La canicule africaine en Italie atteint son pic à 40°C, 18 villes en alerte rouge ; air frais et orages violents à partir de mercredi
Les températures ont grimpé jusqu'à 40°C dans le nord de l'Italie et en Toscane le 28 juin, Milan et Rome dépassant de plus de 10°C les normales saisonnières. Le ministère de la Santé a placé 18 villes en alerte maximale, les minimales nocturnes restant au-dessus de 24°C, aggravant le sommeil et le stress cardiovasculaire. De l'air atlantique plus frais devrait provoquer de violents orages et de la grêle à partir du 1er juillet.
Pic de la canicule
L'anticyclone d'origine africaine, surnommé Caronte par les météorologues italiens, a poussé les températures à leurs niveaux les plus élevés dimanche 28 juin et lundi 29 juin. Les maximales diurnes ont atteint 40°C dans les plaines intérieures du nord et en Toscane, tandis que les régions centrales et méridionales ont connu jusqu'à 38°C. Le niveau de gel est monté au-dessus de 4 500 mètres, atteignant 5 000 mètres sur les Alpes, une valeur typique des atmosphères tropicales.
À Milan, nous sommes à plus de 10 degrés au-dessus de la moyenne, à Rome près de 10°C de plus, et à Paris il y avait presque 20 degrés au-dessus de la norme historique, pratiquement le double de la température, aussi bien minimale que maximale, quelque chose d'incroyable.
Nuits tropicales et risques sanitaires
Les températures nocturnes sont restées élevées, dépassant 24–25°C dans les grandes zones urbaines et souvent supérieures à 30°C à minuit. Les îlots de chaleur urbains, où l'asphalte libère la chaleur emmagasinée et la végétation est rare, amplifient l'effet. Le corps humain a besoin d'une température ambiante d'environ 20–25°C pour un sommeil réparateur ; dormir dans une pièce à 27–29°C ou plus oblige le corps à travailler davantage pour se refroidir, réduisant le sommeil profond et augmentant les réveils fréquents. Après plusieurs nuits chaudes consécutives, la fatigue s'accumule et les groupes vulnérables (enfants, personnes âgées, travailleurs en extérieur, personnes atteintes de maladies chroniques) courent un risque plus élevé de maladie soudaine et de décompensation cardiovasculaire.

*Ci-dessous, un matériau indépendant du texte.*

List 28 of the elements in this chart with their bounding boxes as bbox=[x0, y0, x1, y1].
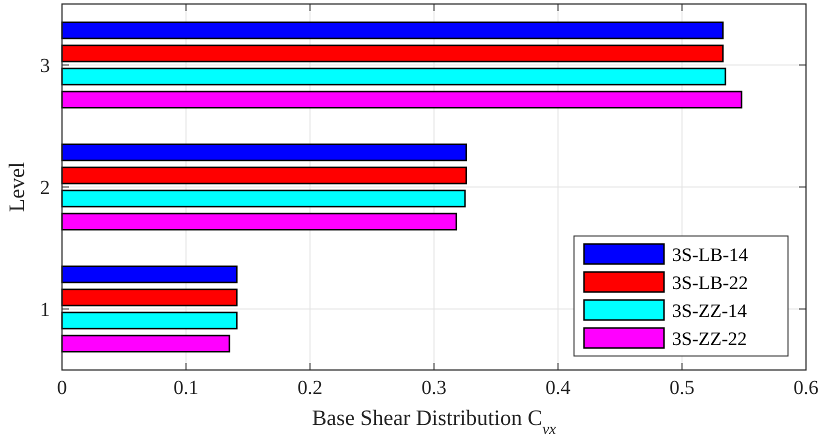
bar bbox=[61, 266, 238, 284]
legend-label: 3S-LB-14 bbox=[672, 245, 748, 266]
bar bbox=[61, 190, 466, 208]
y-tick-label: 1 bbox=[40, 299, 50, 321]
legend-label: 3S-ZZ-22 bbox=[672, 329, 747, 350]
bar bbox=[61, 90, 742, 108]
bar bbox=[61, 166, 467, 184]
x-tick-label: 0.1 bbox=[174, 377, 198, 399]
bar bbox=[61, 312, 238, 330]
bar bbox=[61, 68, 726, 86]
x-tick-label: 0.4 bbox=[546, 377, 570, 399]
legend-label: 3S-LB-22 bbox=[672, 273, 748, 294]
x-tick-label: 0 bbox=[57, 377, 67, 399]
bar bbox=[61, 288, 238, 306]
x-axis-title: Base Shear Distribution C$_{vx}$ bbox=[312, 405, 556, 438]
bar bbox=[61, 22, 724, 40]
x-tick-label: 0.3 bbox=[422, 377, 446, 399]
bar bbox=[61, 212, 458, 230]
y-axis-title: Level bbox=[4, 162, 29, 212]
bar bbox=[61, 334, 230, 352]
x-tick-label: 0.5 bbox=[670, 377, 694, 399]
y-tick-label: 3 bbox=[40, 55, 50, 77]
x-tick-label: 0.6 bbox=[794, 377, 818, 399]
legend-label: 3S-ZZ-14 bbox=[672, 301, 748, 322]
bar bbox=[61, 44, 724, 62]
x-tick-label: 0.2 bbox=[298, 377, 322, 399]
y-tick-label: 2 bbox=[40, 177, 50, 199]
bar bbox=[61, 144, 467, 162]
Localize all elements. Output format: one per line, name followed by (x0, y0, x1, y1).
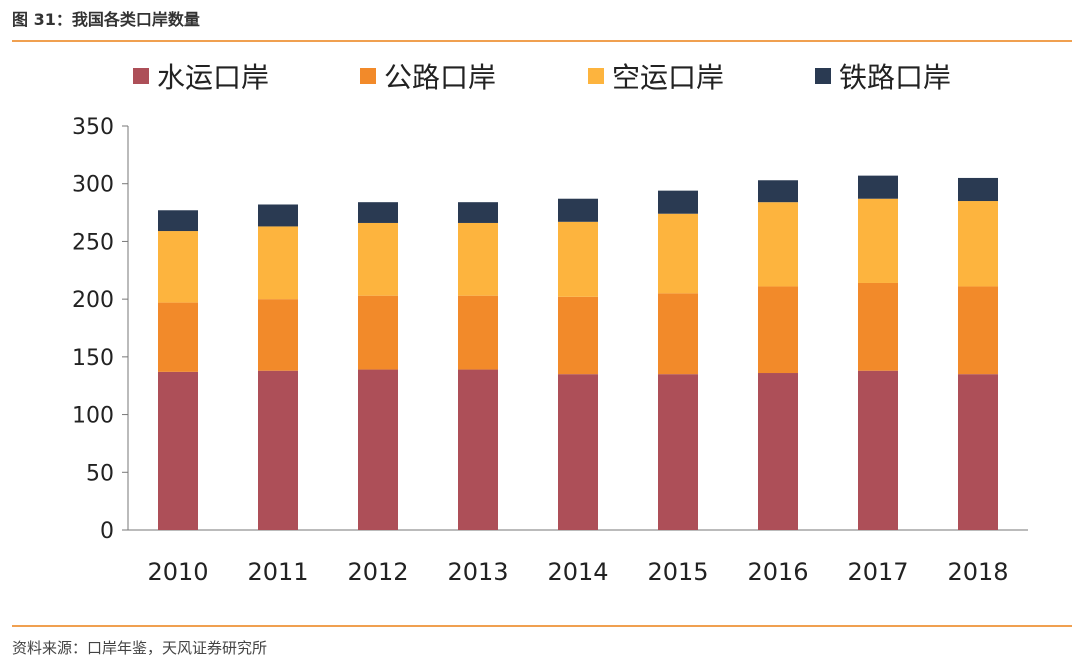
bar-segment-rail (958, 177, 998, 202)
x-tick-label: 2011 (247, 558, 308, 586)
y-tick-label: 300 (72, 173, 114, 198)
bar-segment-air (258, 226, 298, 300)
bar-segment-water (558, 374, 598, 530)
y-tick-label: 0 (100, 519, 114, 544)
top-divider (12, 40, 1072, 42)
legend-label-water: 水运口岸 (157, 61, 270, 94)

La canicule européenne fait des victimes
La chaleur exceptionnelle ne se limite pas à l'Italie. En France et en Espagne, des dizaines de décès ont été attribués aux températures extrêmes. L'Allemagne a enregistré un nouveau record national à 41,5°C, et 40°C ont également été signalés à Varsovie, Vienne et Budapest.
Air frais et orages à l'horizon
L'emprise de l'anticyclone commencera à s'affaiblir à partir du mardi 30 juin, lorsqu'une perturbation venue de l'Atlantique commencera à effleurer le nord de l'Italie. Un changement plus décisif arrive mercredi 1er juillet, lorsqu'une poche d'air plus frais d'origine nord-atlantique pénètre en Méditerranée. Le contraste entre la masse d'air chaude et humide de basse couche et l'air froid arrivant en altitude alimentera de violents orages, de la grosse grêle et des rafales de vent destructrices.
Ce n'est pas une crise majeure pour la saison, mais une pause orageuse classique. Dès le week-end prochain, la haute pression devrait reconquérir le territoire italien, mais sous une forme complètement différente — le retour de l'anticyclone des Açores.
- Pic de la canicule : les maximales diurnes atteignent 40°C dans les plaines du nord et en Toscane ; niveau de gel à 5 000 m sur les Alpes ; 18 villes en alerte rouge.
- Deuxième jour du pic de chaleur ; légère baisse des températures dans le nord-ouest mais 40°C encore possibles en Émilie-Romagne, Vénétie et Sardaigne ; orages de chaleur sur les reliefs alpins et préalpins.
- Premiers signes d'affaiblissement : de l'air instable arrive de l'Atlantique, apportant des orages sur les Alpes et les régions du nord ; baisse limitée des températures ailleurs.
- Une masse d'air frais nord-atlantique pénètre en Méditerranée ; les températures baissent de 6 à 8°C dans toute l'Italie ; de violents orages, de la grêle et des vents forts se développent, d'abord dans le nord.
- L'air instable s'étend aux régions centrales et méridionales ; le risque de phénomènes violents, dont la grêle et les tornades, persiste ; les températures passent sous le seuil des 35°C.
- L'anticyclone des Açores commence à se reconstruire sur l'Italie, apportant un temps plus tempéré et stable pour le week-end suivant.